Следующий вдох, который она сделала, был неровным и резким. Она не могла больше сдерживать всё это ни на мгновение дольше. Облегчение от того, что она увидела его невредимым, переполняло её. Она не могла стоять, двигаться или говорить, потому что это привело бы к тому, что напряжение, удерживающее её вместе, лопнуло бы, и всё выплеснулось бы наружу.
Макрам сказал что-то неразборчивое своим сопроводителям. Башир поколебался, окинув её пристальным взглядом, но кивнул и ушёл в компании Тарека. Макрам подошёл к ней быстрым шагом, таким же, как её быстрое, неглубокое дыхание.
— Ты здесь, — всхлипнула она.
Он упал перед ней на колени и притянул её тело к своему, её руки оказались зажатыми между ними. Тарек и Башир закрыли двери Зала Совета, в то время как Макрам пересел с колен на пятки и заключил её в клетку из своих рук и ног.
— Самое неподходящее время или как раз кстати? — сказал он, уткнувшись в её волосы.
Наиме попыталась рассмеяться, но получилось что-то вроде влажной икоты.

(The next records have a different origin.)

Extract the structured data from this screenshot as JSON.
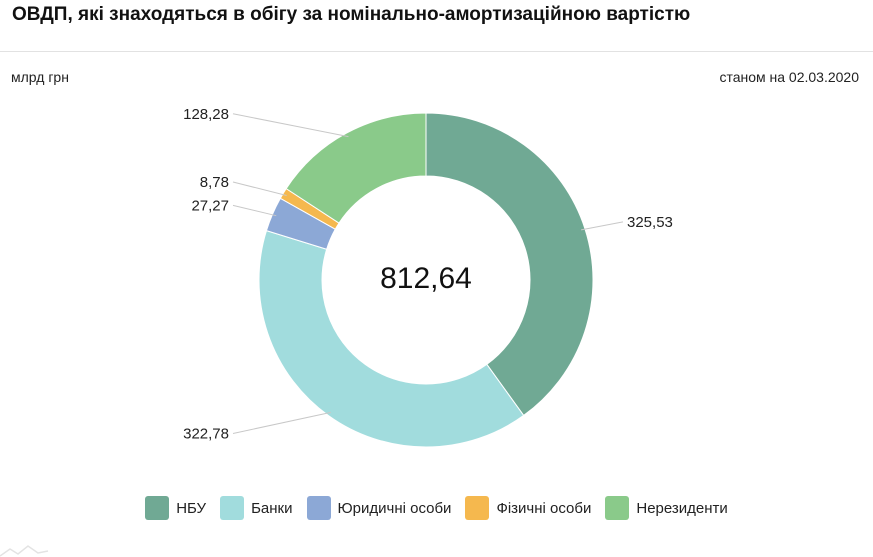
{
  "title": "ОВДП, які знаходяться в обігу за номінально-амортизаційною вартістю",
  "unit_label": "млрд грн",
  "as_of_label": "станом на 02.03.2020",
  "chart_data": {
    "type": "pie",
    "donut": true,
    "total_label": "812,64",
    "slices": [
      {
        "name": "НБУ",
        "value": 325.53,
        "label": "325,53",
        "color": "#70a994"
      },
      {
        "name": "Банки",
        "value": 322.78,
        "label": "322,78",
        "color": "#a1dcdd"
      },
      {
        "name": "Юридичні особи",
        "value": 27.27,
        "label": "27,27",
        "color": "#8ca8d6"
      },
      {
        "name": "Фізичні особи",
        "value": 8.78,
        "label": "8,78",
        "color": "#f5b84e"
      },
      {
        "name": "Нерезиденти",
        "value": 128.28,
        "label": "128,28",
        "color": "#8aca8a"
      }
    ],
    "legend_position": "bottom"
  }
}
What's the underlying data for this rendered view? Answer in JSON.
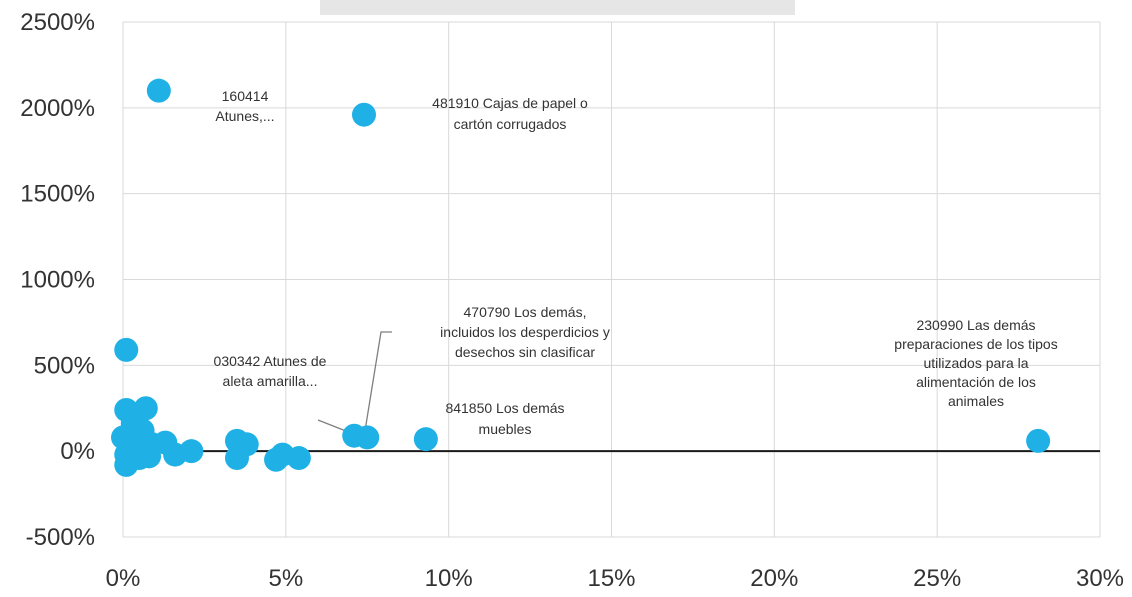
{
  "chart_data": {
    "type": "scatter",
    "title": "",
    "xlabel": "",
    "ylabel": "",
    "xlim": [
      0,
      30
    ],
    "ylim": [
      -500,
      2500
    ],
    "x_ticks": [
      0,
      5,
      10,
      15,
      20,
      25,
      30
    ],
    "x_tick_labels": [
      "0%",
      "5%",
      "10%",
      "15%",
      "20%",
      "25%",
      "30%"
    ],
    "y_ticks": [
      -500,
      0,
      500,
      1000,
      1500,
      2000,
      2500
    ],
    "y_tick_labels": [
      "-500%",
      "0%",
      "500%",
      "1000%",
      "1500%",
      "2000%",
      "2500%"
    ],
    "grid": true,
    "point_color": "#1fb1e6",
    "points": [
      {
        "x": 1.1,
        "y": 2100
      },
      {
        "x": 7.4,
        "y": 1960
      },
      {
        "x": 0.1,
        "y": 590
      },
      {
        "x": 0.1,
        "y": 240
      },
      {
        "x": 0.7,
        "y": 250
      },
      {
        "x": 0.3,
        "y": 160
      },
      {
        "x": 0.6,
        "y": 120
      },
      {
        "x": 0.0,
        "y": 80
      },
      {
        "x": 0.2,
        "y": 40
      },
      {
        "x": 0.4,
        "y": 10
      },
      {
        "x": 0.1,
        "y": -20
      },
      {
        "x": 0.5,
        "y": -40
      },
      {
        "x": 0.1,
        "y": -80
      },
      {
        "x": 0.8,
        "y": -30
      },
      {
        "x": 0.9,
        "y": 40
      },
      {
        "x": 1.3,
        "y": 50
      },
      {
        "x": 1.6,
        "y": -20
      },
      {
        "x": 2.1,
        "y": 0
      },
      {
        "x": 3.5,
        "y": 60
      },
      {
        "x": 3.8,
        "y": 40
      },
      {
        "x": 3.5,
        "y": -40
      },
      {
        "x": 4.7,
        "y": -50
      },
      {
        "x": 4.9,
        "y": -20
      },
      {
        "x": 5.4,
        "y": -40
      },
      {
        "x": 7.1,
        "y": 90
      },
      {
        "x": 7.5,
        "y": 80
      },
      {
        "x": 9.3,
        "y": 70
      },
      {
        "x": 28.1,
        "y": 60
      }
    ],
    "annotations": [
      {
        "lines": [
          "160414",
          "Atunes,..."
        ]
      },
      {
        "lines": [
          "481910 Cajas de papel o",
          "cartón corrugados"
        ]
      },
      {
        "lines": [
          "470790 Los demás,",
          "incluidos los desperdicios y",
          "desechos sin clasificar"
        ]
      },
      {
        "lines": [
          "030342 Atunes de",
          "aleta amarilla..."
        ]
      },
      {
        "lines": [
          "841850 Los demás",
          "muebles"
        ]
      },
      {
        "lines": [
          "230990 Las demás",
          "preparaciones de los tipos",
          "utilizados para la",
          "alimentación de los",
          "animales"
        ]
      }
    ]
  }
}
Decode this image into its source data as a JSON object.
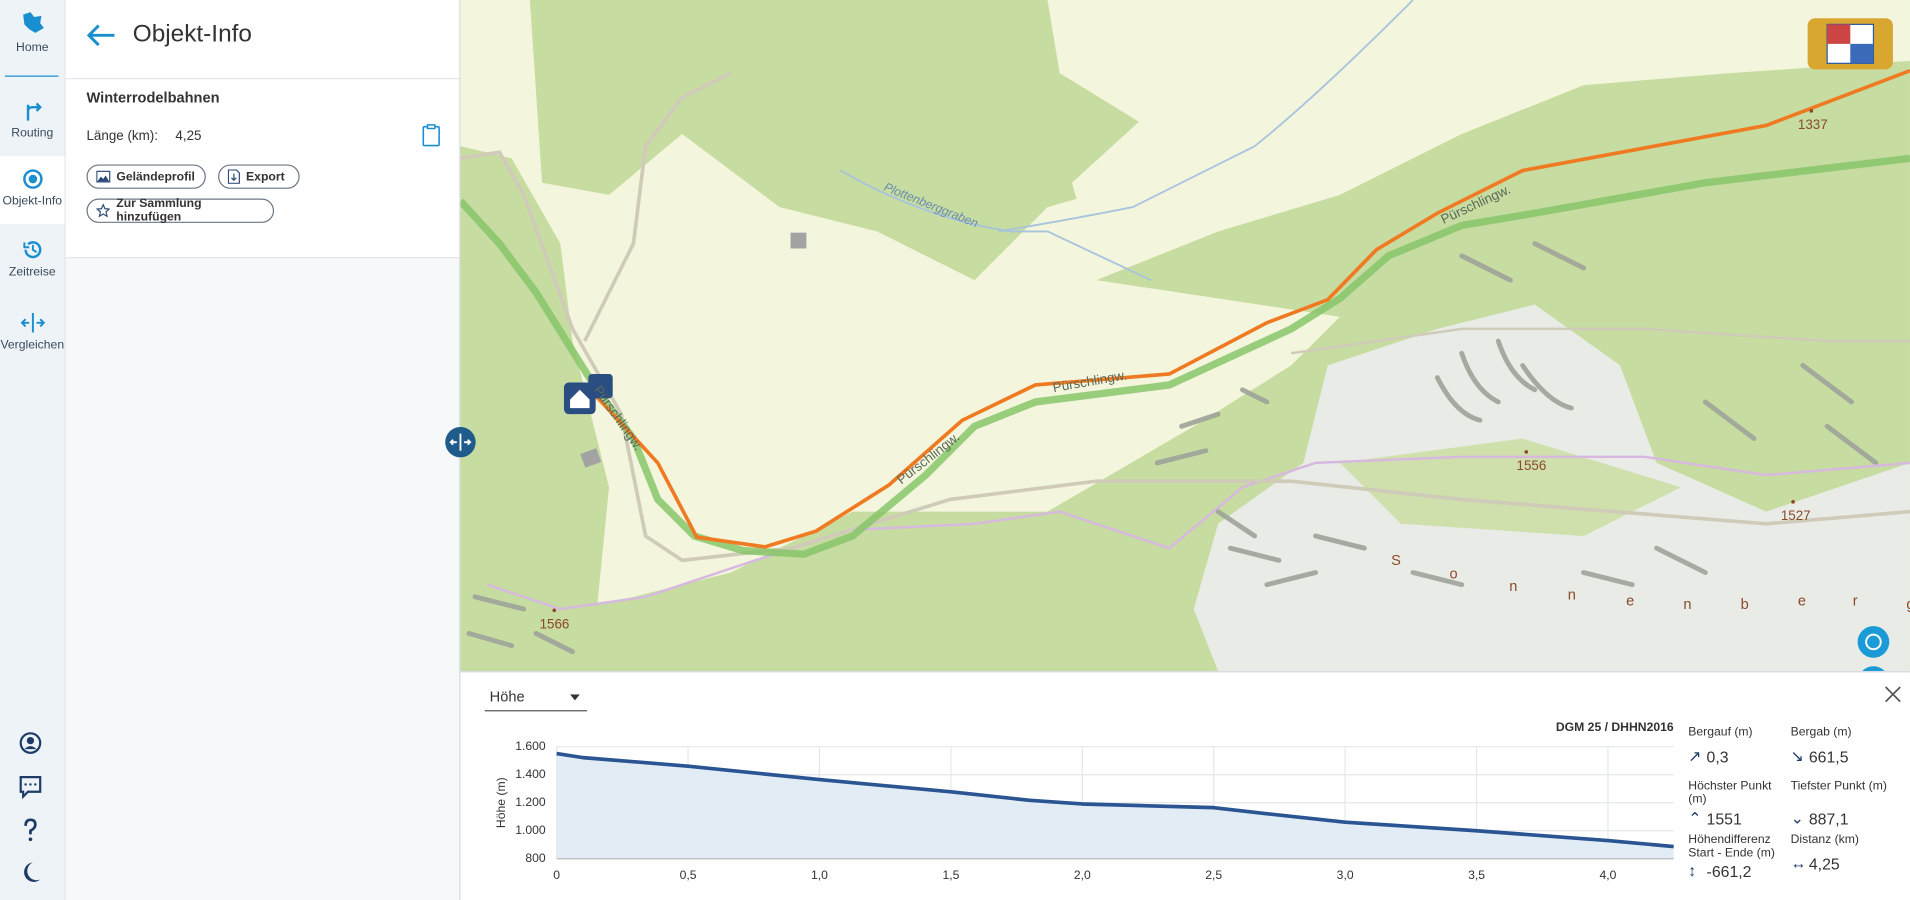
{
  "sidebar": {
    "items": [
      "Home",
      "Routing",
      "Objekt-Info",
      "Zeitreise",
      "Vergleichen"
    ]
  },
  "panel": {
    "title": "Objekt-Info",
    "object_name": "Winterrodelbahnen",
    "length_label": "Länge (km):",
    "length_value": "4,25",
    "buttons": [
      "Geländeprofil",
      "Export",
      "Zur Sammlung hinzufügen"
    ]
  },
  "map": {
    "road_labels": [
      "Pürschlingw.",
      "Pürschlingw.",
      "Pürschlingw.",
      "Pürschlingw."
    ],
    "stream_label": "Plottenberggraben",
    "peaks": [
      "1556",
      "1527",
      "1566",
      "1337"
    ],
    "area_label_letters": [
      "S",
      "o",
      "n",
      "n",
      "e",
      "n",
      "b",
      "e",
      "r",
      "g"
    ]
  },
  "profile": {
    "dropdown": "Höhe",
    "source": "DGM 25 / DHHN2016",
    "stats": [
      {
        "label": "Bergauf (m)",
        "icon": "↗",
        "value": "0,3"
      },
      {
        "label": "Bergab (m)",
        "icon": "↘",
        "value": "661,5"
      },
      {
        "label": "Höchster Punkt (m)",
        "icon": "⌃",
        "value": "1551"
      },
      {
        "label": "Tiefster Punkt (m)",
        "icon": "⌄",
        "value": "887,1"
      },
      {
        "label": "Höhendifferenz Start - Ende (m)",
        "icon": "↕",
        "value": "-661,2"
      },
      {
        "label": "Distanz (km)",
        "icon": "↔",
        "value": "4,25"
      }
    ]
  },
  "chart_data": {
    "type": "line",
    "y_label": "Höhe (m)",
    "x": [
      0,
      0.1,
      0.5,
      1.0,
      1.5,
      1.8,
      2.0,
      2.5,
      2.7,
      3.0,
      3.5,
      4.0,
      4.25
    ],
    "values": [
      1551,
      1522,
      1461,
      1365,
      1278,
      1217,
      1191,
      1165,
      1122,
      1061,
      1000,
      930,
      887
    ],
    "color": "#2a5592",
    "fill": "#e2ecf5",
    "xlim": [
      0,
      4.25
    ],
    "ylim": [
      800,
      1600
    ],
    "xticks": [
      0,
      {
        "value": 0.5,
        "label": "0,5"
      },
      {
        "value": 1.0,
        "label": "1,0"
      },
      {
        "value": 1.5,
        "label": "1,5"
      },
      {
        "value": 2.0,
        "label": "2,0"
      },
      {
        "value": 2.5,
        "label": "2,5"
      },
      {
        "value": 3.0,
        "label": "3,0"
      },
      {
        "value": 3.5,
        "label": "3,5"
      },
      {
        "value": 4.0,
        "label": "4,0"
      }
    ],
    "yticks": [
      800,
      {
        "value": 1000,
        "label": "1.000"
      },
      {
        "value": 1200,
        "label": "1.200"
      },
      {
        "value": 1400,
        "label": "1.400"
      },
      {
        "value": 1600,
        "label": "1.600"
      }
    ],
    "grid": true
  }
}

— Самое неподходящее. Ты опоздал, — сказала она.
Его руки, обнимавшие её, казались безопасными и сильными. Она втянула в себя воздух. Он не был поводом для того, чтобы развалиться на части. Она не могла развалиться на части. Она знала, что он пришёл за ней, и не хотела нуждаться в нём так отчаянно, как нуждалась. Если она позволит своим чувствам к нему проявиться, то никогда больше не узнает себя.
Наиме сделала прерывистый вдох, прерванный прерывистым всхлипом.
— Тебе не следовало приходить. Ты мне не нужен, — сказала она ему, и себе, и пустой комнате.
— Я знаю, — сказал он. — Я знаю, что я тебе не нужен. Но мне нужно быть здесь.
Он поднял голову и прижался губами к её лбу.
— Я не могу этого вынести, — сказала Наиме, силы покидали её. — Всё так разбито.
Она была недостаточно сильна.
— Не старайся исправить это. Отпусти ситуацию. Раз сломано, пусть будет сломано, — сказал он. — Ты должна отпустить сломанное, чтобы ты могла начать всё сначала. Это и есть цикл, не так ли? От зимы к весне. Смерть к жизни, старое к новому.